Anno IX - Numero 12
La guerra non è mai un atto isolato.
Carl von Clausewitz

martedì 3 luglio 2018

Il sorteggio salverà la democrazia?

Con una delle sue provocazioni, Beppe Grillo ha proposto di designare i membri del Senato mediante un sorteggio e non con le elezioni. Il sorteggio fu in effetti a lungo lo strumento privilegiato dalle democrazie antiche e dalle repubbliche medievali, che diffidavano delle elezioni, ritenute strumenti destinati a favorire i gruppi sociali più abbienti. Anche di recente varie voci hanno sostenuto l'opportunità di integrare i meccanismi elettivi con il ricorso al sorteggio, e alcune sperimentazioni hanno tradotto in pratica (con molti limiti) questa idea

di Damiano Palano
Una battuta di spirito attribuita a Clement Attlee dice che la democrazia è il governo attraverso la discussione, ma che il governo può effettivamente attuarsi solo se a un certo punto si riesce a far smettere le persone di parlare. Al di là del sarcasmo, la frase di Attlee coglie la tensione strutturale tra la partecipazione e la decisione che caratterizza la forma democratica, e che per molti versi ne garantisce la vitalità. Secondo molti osservatori dei nostri sistemi politici proprio la relazione tra questi due elementi sembra oggi entrare in crisi. Per un verso, molti segnali testimoniano la crescita della sfiducia dei cittadini non tanto verso la forma democratica, quanto verso la classe politica, i suoi leader e i partiti. Per l’altro, gli strumenti a disposizione dei governi sembrano sempre più inadeguati a controllare e regolare i flussi di un mondo globalizzato. Se più o meno tutti gli studiosi sono concordi nel rilevare i sintomi del «disagio» delle nostre democrazie, le opinioni sono però molte diverse a proposito del riconoscimento delle cause profonde del processo. E naturalmente sono abissalmente distanti soprattutto le soluzioni proposte per rivitalizzare le istituzioni democratiche.

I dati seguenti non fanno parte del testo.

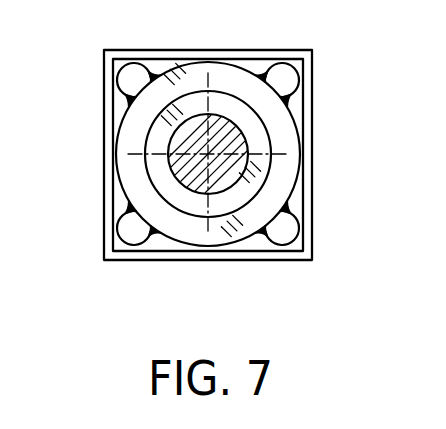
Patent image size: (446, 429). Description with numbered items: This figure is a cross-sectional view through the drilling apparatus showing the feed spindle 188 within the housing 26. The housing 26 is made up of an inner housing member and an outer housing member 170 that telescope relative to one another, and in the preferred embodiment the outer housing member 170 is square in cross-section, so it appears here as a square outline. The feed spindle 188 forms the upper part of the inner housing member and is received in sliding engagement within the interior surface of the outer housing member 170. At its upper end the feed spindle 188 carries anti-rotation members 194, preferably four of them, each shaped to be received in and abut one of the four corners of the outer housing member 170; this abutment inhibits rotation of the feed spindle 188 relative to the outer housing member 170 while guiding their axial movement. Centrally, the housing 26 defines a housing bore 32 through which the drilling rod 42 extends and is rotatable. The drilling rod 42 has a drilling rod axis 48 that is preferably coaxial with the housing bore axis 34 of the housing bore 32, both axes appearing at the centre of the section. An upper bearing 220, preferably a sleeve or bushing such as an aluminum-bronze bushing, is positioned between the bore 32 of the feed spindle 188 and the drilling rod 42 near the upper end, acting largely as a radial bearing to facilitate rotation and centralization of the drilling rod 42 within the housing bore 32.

The housing 26 is at (273, 253).
The housing bore 32 is at (245, 138).
The housing bore axis 34 is at (242, 173).
The drilling rod 42 is at (182, 140).
The drilling rod axis 48 is at (237, 172).
The outer housing member 170 is at (307, 198).
The feed spindle 188 is at (188, 228).
The anti-rotation members 194 is at (282, 73).
The upper bearing 220 is at (160, 168).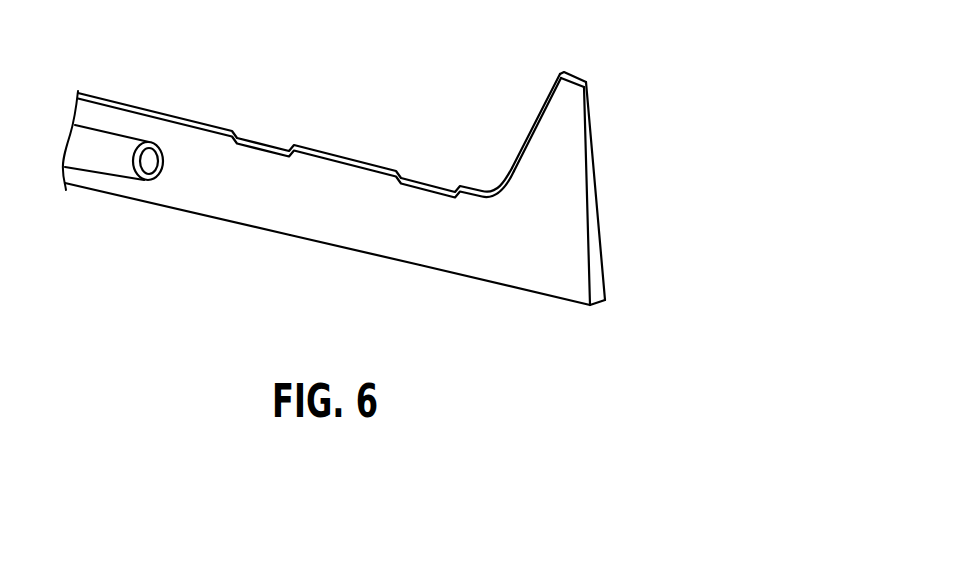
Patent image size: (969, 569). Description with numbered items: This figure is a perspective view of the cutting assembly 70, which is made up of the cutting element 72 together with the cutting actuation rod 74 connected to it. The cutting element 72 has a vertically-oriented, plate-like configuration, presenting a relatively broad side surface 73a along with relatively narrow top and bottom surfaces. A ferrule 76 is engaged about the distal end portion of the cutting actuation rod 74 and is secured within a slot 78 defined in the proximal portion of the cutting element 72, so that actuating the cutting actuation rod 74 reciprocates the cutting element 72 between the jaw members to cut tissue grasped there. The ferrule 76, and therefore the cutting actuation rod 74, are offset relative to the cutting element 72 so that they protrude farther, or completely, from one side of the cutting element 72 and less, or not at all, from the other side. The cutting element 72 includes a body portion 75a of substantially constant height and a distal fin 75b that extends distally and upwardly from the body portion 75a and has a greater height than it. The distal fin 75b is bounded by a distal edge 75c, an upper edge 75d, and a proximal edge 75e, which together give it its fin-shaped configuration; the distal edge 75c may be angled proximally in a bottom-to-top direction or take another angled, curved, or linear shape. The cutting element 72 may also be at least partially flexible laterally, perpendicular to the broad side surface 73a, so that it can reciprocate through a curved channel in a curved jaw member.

In questo fitto dibattito si inserisce anche Contro le elezioni. Perché votare non è più democratico (Feltrinelli, pp. 158, euro 14.00), un pamphlet del saggista e poeta belga David van Reybrouck, già noto in Italia per il reportage Congo(Feltrinelli). La tesi di van Reybrouck è in fondo molto semplice (e probabilmente semplicistica). Secondo la sua lettura, la «sindrome da stanchezza democratica» è causata principalmente dal fatto che la democrazia rappresentativa odierna si basa esclusivamente sulle elezioni. «Abbiamo ridotto la democrazia a una democrazia rappresentativa e la democrazia rappresentativa a delle elezioni», scrive per esempio l’intellettuale belga. Se fino a qualche decennio fa le elezioni erano il «combustibile fossile della politica», ora la situazione sembra infatti almeno parzialmente cambiata. In primo luogo, la logica della ‘campagna permanente’ induce i leader politici a pensare alle prossime elezioni, più che all’efficacia della propria attività di governo. Inoltre, la legittimità degli attori politici – esposti costantemente sotto la luce dei riflettori – tende a diventare sempre più fragile. E così una democrazia che si basi ‘soltanto’ sulle elezioni rischia di diventare, al tempo stesso, meno efficiente e meno legittima.
L’aspetto più controverso del pamphlet di van Reybrouck consiste però nella proposta di reintrodurre il sorteggio come criterio per selezionare i rappresentanti politici. A differenza di quanto facciamo oggi, nell’Atene democratica del V secolo a.C., l’elezione era considerata uno strumento quasi inevitabilmente oligarchico. Al contrario, l’estrazione a sorte dei magistrati era concepita come lo strumento in grado di consentire la legittimità e l’efficacia degli organi politici: perché garantiva una reale rappresentanza della base sociale, perché impediva la concentrazione del potere in gruppi ristretti, e perché rendeva possibile la partecipazione dei cittadini all’esercizio del potere.